Grounded in the reality of Christ, Christianity offers a vision of an "integral humanism". It seeks to understand both the uniqueness and relational totality of every person. If we are serious about genuine human flourishing, the building of a real culture of life, then persons cannot be reduced to the material even when this is understood in the most complex way. We are spiritual beings who live in transcendence which is expressed in every aspect of our lives and relationships. Each one of us has a purpose, a reason for being; each of us is a unique and irreplaceable gift to the whole of humanity. If we are seduced into the impoverished vision of an "exclusive humanism", how can we create a culture that is genuinely life-giving? If we accept false images of our diminished selves and deny our unique vocation as human beings, then whose servant do we become?
A liberal secular society places great emphasis on personal autonomy. The potential increase or loss of autonomy is often the persuasive argument for or against a particular policy or position. In the birth, death and Resurrection of his Son, God not only presents us with the true image of what it is to be human, he offers us a new understanding of freedom. "Autonomy" can contain an unbalanced equation of freedom and power. When God presents us with his own freedom in the reality of his Incarnate Son, freedom and power are placed in relation to truth, which is love. Without this relation freedom is always in danger of becoming the brutal imposition of an unaccountable will. This is the old determinism that ordains the survival of the fittest and it corrupts all our relationships. Now, as Nietzsche accurately saw, Christianity and its ethic of the Kingdom destabilises this order of the strong, announcing its end. In Christ, God creates freedom, he does not destroy it. God, who comes to us with unexpected humility, is born, lives and dies in poverty, does not choose to overpower us but offers us an utterly new possibility. God does not confront us with a boundary, he presents us with an infinite horizon. He calls us into a deeper freedom and love by giving us the greatest freedom of all: the self-emptying of love beyond the bonds of family, nation and self-interest; beyond the accumulation of wealth or security for the sake of the good, especially the good of those who are the weakest and the most despised, those who have no freedom or power or anything to commend them except that they too are his image. Then, if necessary, to give joyously one's life for them. This is not weakness but a freedom that bestows on us the gift of glory. It is the transcendence which offers us life. In Advent we can begin to see what this may mean.

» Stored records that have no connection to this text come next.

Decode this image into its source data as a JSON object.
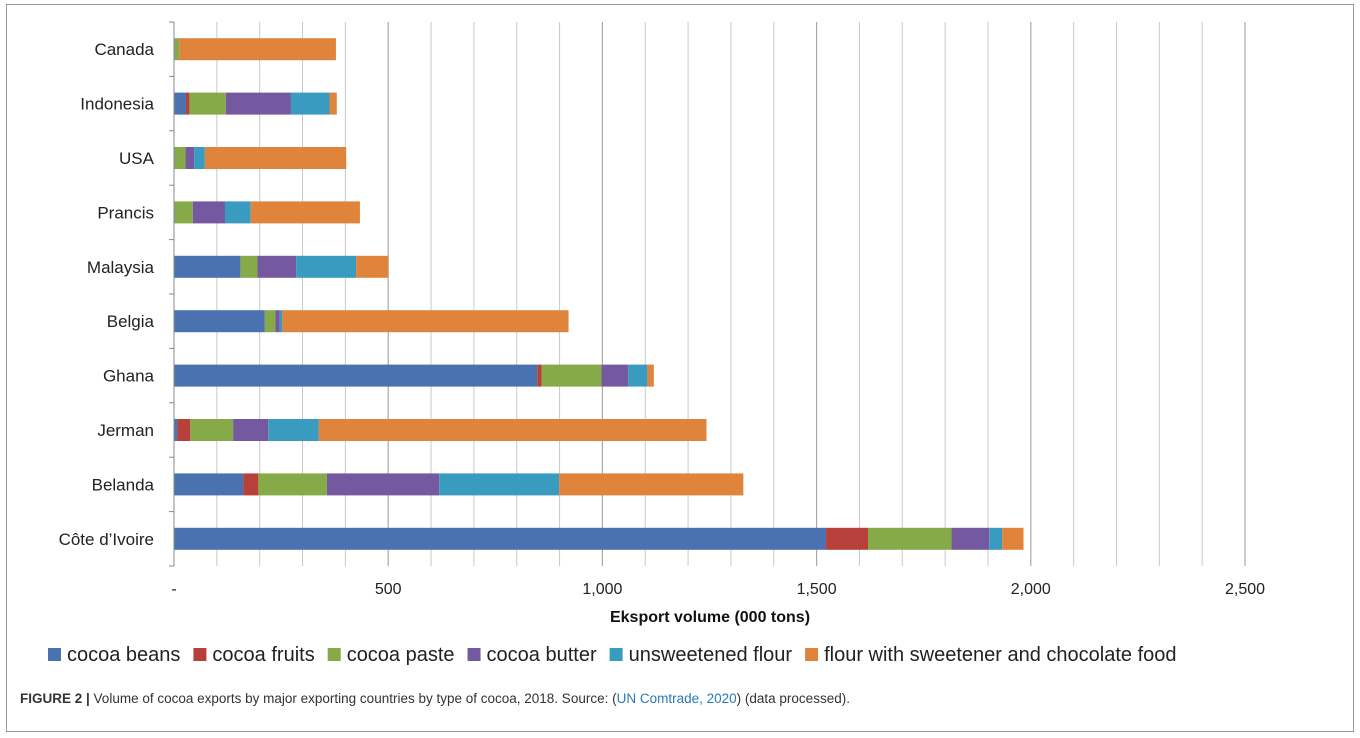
{
  "figure": {
    "label": "FIGURE 2 |",
    "caption_text": " Volume of cocoa exports by major exporting countries by type of cocoa, 2018. Source: (",
    "source_link": "UN Comtrade, 2020",
    "caption_tail": ") (data processed)."
  },
  "colors": {
    "cocoa_beans": "#4a72b0",
    "cocoa_fruits": "#b8403a",
    "cocoa_paste": "#86aa48",
    "cocoa_butter": "#7559a0",
    "unsweetened_flour": "#3a9bc0",
    "flour_sweetener": "#e0843b",
    "gridline": "#c9c9c9"
  },
  "chart_data": {
    "type": "bar",
    "orientation": "horizontal",
    "stacked": true,
    "categories": [
      "Canada",
      "Indonesia",
      "USA",
      "Prancis",
      "Malaysia",
      "Belgia",
      "Ghana",
      "Jerman",
      "Belanda",
      "Côte d’Ivoire"
    ],
    "series": [
      {
        "name": "cocoa beans",
        "color": "#4a72b0",
        "values": [
          2,
          28,
          2,
          2,
          155,
          212,
          848,
          8,
          162,
          1522
        ]
      },
      {
        "name": "cocoa fruits",
        "color": "#b8403a",
        "values": [
          0,
          8,
          0,
          0,
          0,
          0,
          10,
          30,
          35,
          98
        ]
      },
      {
        "name": "cocoa paste",
        "color": "#86aa48",
        "values": [
          10,
          85,
          25,
          42,
          40,
          25,
          140,
          100,
          160,
          195
        ]
      },
      {
        "name": "cocoa butter",
        "color": "#7559a0",
        "values": [
          0,
          152,
          20,
          75,
          90,
          10,
          62,
          82,
          262,
          88
        ]
      },
      {
        "name": "unsweetened flour",
        "color": "#3a9bc0",
        "values": [
          0,
          90,
          25,
          60,
          140,
          6,
          45,
          118,
          280,
          30
        ]
      },
      {
        "name": "flour with sweetener and chocolate food",
        "color": "#e0843b",
        "values": [
          366,
          17,
          330,
          255,
          75,
          668,
          15,
          905,
          430,
          50
        ]
      }
    ],
    "xlabel": "Eksport volume (000 tons)",
    "xlim": [
      0,
      2500
    ],
    "xticks": [
      0,
      500,
      1000,
      1500,
      2000,
      2500
    ],
    "xtick_labels": [
      "-",
      "500",
      "1,000",
      "1,500",
      "2,000",
      "2,500"
    ],
    "grid": true,
    "legend_position": "bottom"
  }
}
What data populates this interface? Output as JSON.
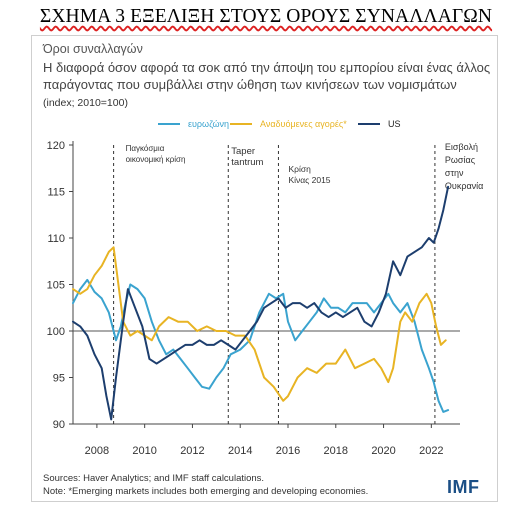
{
  "figure_title": "ΣΧΗΜΑ 3 ΕΞΕΛΙΞΗ ΣΤΟΥΣ ΟΡΟΥΣ ΣΥΝΑΛΛΑΓΩΝ",
  "subtitle": "Όροι συναλλαγών",
  "heading_line1": "Η διαφορά όσον αφορά τα σοκ από την άποψη του εμπορίου είναι ένας άλλος",
  "heading_line2": "παράγοντας που συμβάλλει στην ώθηση των κινήσεων των νομισμάτων",
  "units": "(index; 2010=100)",
  "source_line1": "Sources: Haver Analytics; and IMF staff calculations.",
  "source_line2": "Note: *Emerging markets includes both emerging and developing economies.",
  "logo_text": "IMF",
  "chart_data": {
    "type": "line",
    "xlim": [
      2007,
      2023.2
    ],
    "ylim": [
      90,
      120
    ],
    "yticks": [
      90,
      95,
      100,
      105,
      110,
      115,
      120
    ],
    "xticks": [
      2008,
      2010,
      2012,
      2014,
      2016,
      2018,
      2020,
      2022
    ],
    "reference_line": 100,
    "grid": false,
    "legend_position": "top",
    "legend": [
      {
        "label": "ευρωζώνη",
        "color": "#3aa3cf"
      },
      {
        "label": "Αναδυόμενες αγορές*",
        "color": "#e8b424"
      },
      {
        "label": "US",
        "color": "#1d3e6e"
      }
    ],
    "annotations": [
      {
        "x": 2008.7,
        "lines": [
          "Παγκόσμια",
          "οικονομική κρίση"
        ],
        "dashed_line": true
      },
      {
        "x": 2013.5,
        "lines": [
          "Taper",
          "tantrum"
        ],
        "dashed_line": true
      },
      {
        "x": 2015.6,
        "lines": [
          "Κρίση",
          "Κίνας 2015"
        ],
        "dashed_line": true
      },
      {
        "x": 2022.15,
        "lines": [
          "Εισβολή",
          "Ρωσίας",
          "στην",
          "Ουκρανία"
        ],
        "dashed_line": true
      }
    ],
    "series": [
      {
        "name": "ευρωζώνη",
        "color": "#3aa3cf",
        "points": [
          [
            2007.0,
            103
          ],
          [
            2007.3,
            104.5
          ],
          [
            2007.6,
            105.5
          ],
          [
            2007.9,
            104.2
          ],
          [
            2008.2,
            103.5
          ],
          [
            2008.5,
            102
          ],
          [
            2008.8,
            99
          ],
          [
            2009.0,
            100.5
          ],
          [
            2009.2,
            103
          ],
          [
            2009.4,
            105
          ],
          [
            2009.7,
            104.5
          ],
          [
            2010.0,
            103.5
          ],
          [
            2010.3,
            101
          ],
          [
            2010.6,
            99
          ],
          [
            2010.9,
            97.5
          ],
          [
            2011.2,
            98
          ],
          [
            2011.5,
            97
          ],
          [
            2011.8,
            96
          ],
          [
            2012.1,
            95
          ],
          [
            2012.4,
            94
          ],
          [
            2012.7,
            93.8
          ],
          [
            2013.0,
            95
          ],
          [
            2013.3,
            96
          ],
          [
            2013.6,
            97.5
          ],
          [
            2014.0,
            98
          ],
          [
            2014.4,
            99
          ],
          [
            2014.8,
            102
          ],
          [
            2015.2,
            104
          ],
          [
            2015.5,
            103.5
          ],
          [
            2015.8,
            104
          ],
          [
            2016.0,
            101
          ],
          [
            2016.3,
            99
          ],
          [
            2016.6,
            100
          ],
          [
            2016.9,
            101
          ],
          [
            2017.2,
            102
          ],
          [
            2017.5,
            103.5
          ],
          [
            2017.8,
            102.5
          ],
          [
            2018.1,
            102.5
          ],
          [
            2018.4,
            102
          ],
          [
            2018.7,
            103
          ],
          [
            2019.0,
            103
          ],
          [
            2019.3,
            103
          ],
          [
            2019.6,
            102
          ],
          [
            2019.9,
            103
          ],
          [
            2020.2,
            104
          ],
          [
            2020.4,
            103
          ],
          [
            2020.7,
            102
          ],
          [
            2021.0,
            103
          ],
          [
            2021.3,
            101
          ],
          [
            2021.6,
            98
          ],
          [
            2021.9,
            96
          ],
          [
            2022.1,
            94.5
          ],
          [
            2022.3,
            92.5
          ],
          [
            2022.5,
            91.3
          ],
          [
            2022.7,
            91.5
          ]
        ]
      },
      {
        "name": "Αναδυόμενες αγορές*",
        "color": "#e8b424",
        "points": [
          [
            2007.0,
            104.5
          ],
          [
            2007.3,
            104
          ],
          [
            2007.6,
            104.5
          ],
          [
            2007.9,
            106
          ],
          [
            2008.2,
            107
          ],
          [
            2008.5,
            108.5
          ],
          [
            2008.7,
            109
          ],
          [
            2008.9,
            105
          ],
          [
            2009.1,
            101
          ],
          [
            2009.4,
            99.5
          ],
          [
            2009.7,
            100
          ],
          [
            2010.0,
            99.5
          ],
          [
            2010.3,
            99
          ],
          [
            2010.6,
            100.5
          ],
          [
            2011.0,
            101.5
          ],
          [
            2011.4,
            101
          ],
          [
            2011.8,
            101
          ],
          [
            2012.2,
            100
          ],
          [
            2012.6,
            100.5
          ],
          [
            2013.0,
            100
          ],
          [
            2013.4,
            100
          ],
          [
            2013.8,
            99.5
          ],
          [
            2014.2,
            99.5
          ],
          [
            2014.6,
            98
          ],
          [
            2015.0,
            95
          ],
          [
            2015.4,
            94
          ],
          [
            2015.8,
            92.5
          ],
          [
            2016.0,
            93
          ],
          [
            2016.4,
            95
          ],
          [
            2016.8,
            96
          ],
          [
            2017.2,
            95.5
          ],
          [
            2017.6,
            96.5
          ],
          [
            2018.0,
            96.5
          ],
          [
            2018.4,
            98
          ],
          [
            2018.8,
            96
          ],
          [
            2019.2,
            96.5
          ],
          [
            2019.6,
            97
          ],
          [
            2019.9,
            96
          ],
          [
            2020.2,
            94.5
          ],
          [
            2020.4,
            96
          ],
          [
            2020.7,
            101
          ],
          [
            2020.9,
            102
          ],
          [
            2021.2,
            101
          ],
          [
            2021.5,
            103
          ],
          [
            2021.8,
            104
          ],
          [
            2022.0,
            103
          ],
          [
            2022.2,
            100.5
          ],
          [
            2022.4,
            98.5
          ],
          [
            2022.6,
            99
          ]
        ]
      },
      {
        "name": "US",
        "color": "#1d3e6e",
        "points": [
          [
            2007.0,
            101
          ],
          [
            2007.3,
            100.5
          ],
          [
            2007.6,
            99.5
          ],
          [
            2007.9,
            97.5
          ],
          [
            2008.2,
            96
          ],
          [
            2008.4,
            93
          ],
          [
            2008.6,
            90.5
          ],
          [
            2008.8,
            95
          ],
          [
            2009.1,
            101
          ],
          [
            2009.3,
            104.5
          ],
          [
            2009.6,
            102.5
          ],
          [
            2009.9,
            100.5
          ],
          [
            2010.2,
            97
          ],
          [
            2010.5,
            96.5
          ],
          [
            2010.8,
            97
          ],
          [
            2011.1,
            97.5
          ],
          [
            2011.4,
            98
          ],
          [
            2011.7,
            98.5
          ],
          [
            2012.0,
            98.5
          ],
          [
            2012.3,
            99
          ],
          [
            2012.6,
            98.5
          ],
          [
            2012.9,
            98.5
          ],
          [
            2013.2,
            99
          ],
          [
            2013.5,
            98.5
          ],
          [
            2013.8,
            98
          ],
          [
            2014.1,
            99
          ],
          [
            2014.4,
            100
          ],
          [
            2014.7,
            101
          ],
          [
            2015.0,
            102.5
          ],
          [
            2015.3,
            103
          ],
          [
            2015.6,
            103.5
          ],
          [
            2015.9,
            102.5
          ],
          [
            2016.2,
            103
          ],
          [
            2016.5,
            103
          ],
          [
            2016.8,
            102.5
          ],
          [
            2017.1,
            103
          ],
          [
            2017.4,
            102
          ],
          [
            2017.7,
            101.5
          ],
          [
            2018.0,
            102
          ],
          [
            2018.3,
            101.5
          ],
          [
            2018.6,
            102
          ],
          [
            2018.9,
            102.5
          ],
          [
            2019.2,
            101
          ],
          [
            2019.5,
            100.5
          ],
          [
            2019.8,
            102
          ],
          [
            2020.1,
            104
          ],
          [
            2020.4,
            107.5
          ],
          [
            2020.7,
            106
          ],
          [
            2021.0,
            108
          ],
          [
            2021.3,
            108.5
          ],
          [
            2021.6,
            109
          ],
          [
            2021.9,
            110
          ],
          [
            2022.1,
            109.5
          ],
          [
            2022.3,
            111
          ],
          [
            2022.5,
            113
          ],
          [
            2022.7,
            115.5
          ]
        ]
      }
    ]
  }
}
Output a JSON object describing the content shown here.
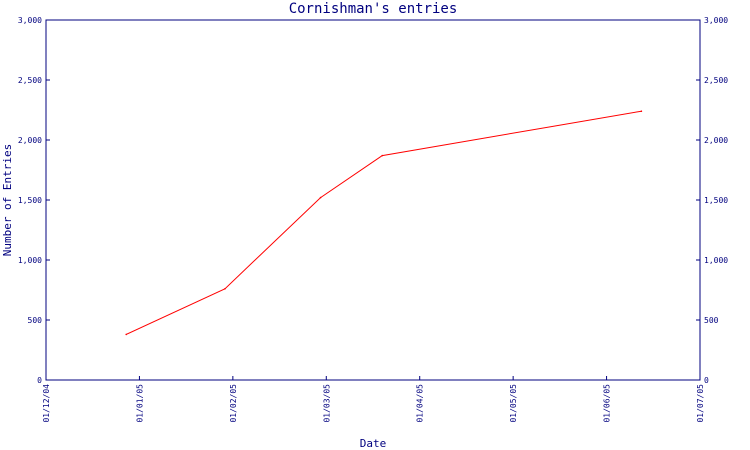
{
  "chart_data": {
    "type": "line",
    "title": "Cornishman's entries",
    "xlabel": "Date",
    "ylabel": "Number of Entries",
    "x_ticks": [
      "01/12/04",
      "01/01/05",
      "01/02/05",
      "01/03/05",
      "01/04/05",
      "01/05/05",
      "01/06/05",
      "01/07/05"
    ],
    "y_ticks": [
      "0",
      "500",
      "1,000",
      "1,500",
      "2,000",
      "2,500",
      "3,000"
    ],
    "y_tick_values": [
      0,
      500,
      1000,
      1500,
      2000,
      2500,
      3000
    ],
    "ylim": [
      0,
      3000
    ],
    "xlim": [
      "2004-12-01",
      "2005-07-01"
    ],
    "grid": false,
    "legend": "none",
    "series": [
      {
        "color": "#ff0000",
        "points": [
          {
            "x": "2004-12-27",
            "y": 380
          },
          {
            "x": "2005-01-28",
            "y": 760
          },
          {
            "x": "2005-02-28",
            "y": 1520
          },
          {
            "x": "2005-03-20",
            "y": 1870
          },
          {
            "x": "2005-06-12",
            "y": 2240
          }
        ]
      }
    ],
    "colors": {
      "axis": "#00007f",
      "text": "#00007f",
      "line": "#ff0000",
      "background": "#ffffff"
    }
  }
}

A secular world wants us to believe its version of our story. It wants us to look at the statistics for "religion" and see there a story of inevitable decline. If this is all we see and how we think, then we ourselves have begun to be secularised. We have been exiled to a strange wintry land where we cannot sing the Lord's song. At the heart of Advent is the figure of Mary. She is the one who attends to the Word and knows that whatever the circumstances, no matter how improbable things may seem, "nothing is impossible for God". Her Advent is both a waiting and an attentive readiness. Like any mother, it is a time of preparation for the child that grows within her. It is a time of learning, especially learning about herself. She knows that the life within her is already changing her and her body. So it is with the rhythms of faith and history. The life of the Spirit grows, often in hidden ways when all the signs are contrary. In these times we are not dying or declining, we are being made ready; we are learning anew who we are and what supreme mystery we carry. A secular world can describe us; it may seek to dismiss us, but it does not write our story. It cannot judge the life of the Spirit or the work that God is doing in His people.